A preliminary study reported that unchanged drug represented 51.4%–67.5% (average, 59.4%) of the administered dose, indicating that paliperidone was metabolized to only a limited extent.2 The absolute bioavailability of the instant-release formulation of paliperidone is 106%.5 These data also suggest that the metabolism of paliperidone is limited. However, minor metabolism was observed in incubates of paliperidone with heterologous organisms expressing human CYP3A4 and CYP2D6, suggesting the possible involvement of these two cytochrome P450 (CYP) forms in the metabolism of paliperidone.2 On the other hand, 5-FU is metabolized by CYP2A6 and 5-FU showed little or no inhibitory effect on CYP-catalyzed reactions such as CYP1A2, CYP2C9, CYP2C19, CYP2C8, CYP2E1, CYP2D6, and CYP3A in human liver microsomal preparations.6 Therefore, it is less likely that drug–drug interaction between 5-FU and paliperidone extended release is attributable to CYP-catalyzed reactions.

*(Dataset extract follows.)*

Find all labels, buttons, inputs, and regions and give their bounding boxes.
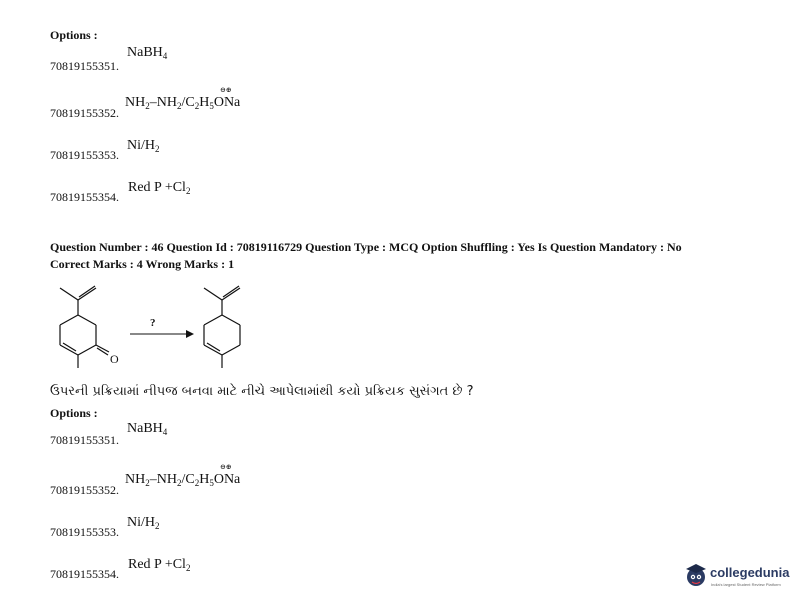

Paliperidone extended-release tablets use OROS® (Osmotic-controlled Release Oral delivery System) technology. OROS is a controlled-release oral drug delivery system in the form of a tablet.1 The tablet has a rigid, water-permeable jacket with one or more small, laser-drilled holes. As the tablet passes through the body, the osmotic pressure of water entering the tablet pushes the active drug through the opening in the tablet. The result is that the time to maximum plasma concentration of paliperidone extended release is approximately 24 hours, with no detection of the unchanged drug in the feces of healthy volunteers.1 Several drugs such as nifedipine, hydromorphone, venlafaxine, and methylphenidate use OROS technology, with the system having spread all over the world.

Conclusion

In conclusion, this case indicates the existence of a drug–drug interaction between paliperidone extended release and TS-1. Although there is no known prevalence rate, physicians and psychiatrists should be aware of the effects that might result from administering these two drugs together.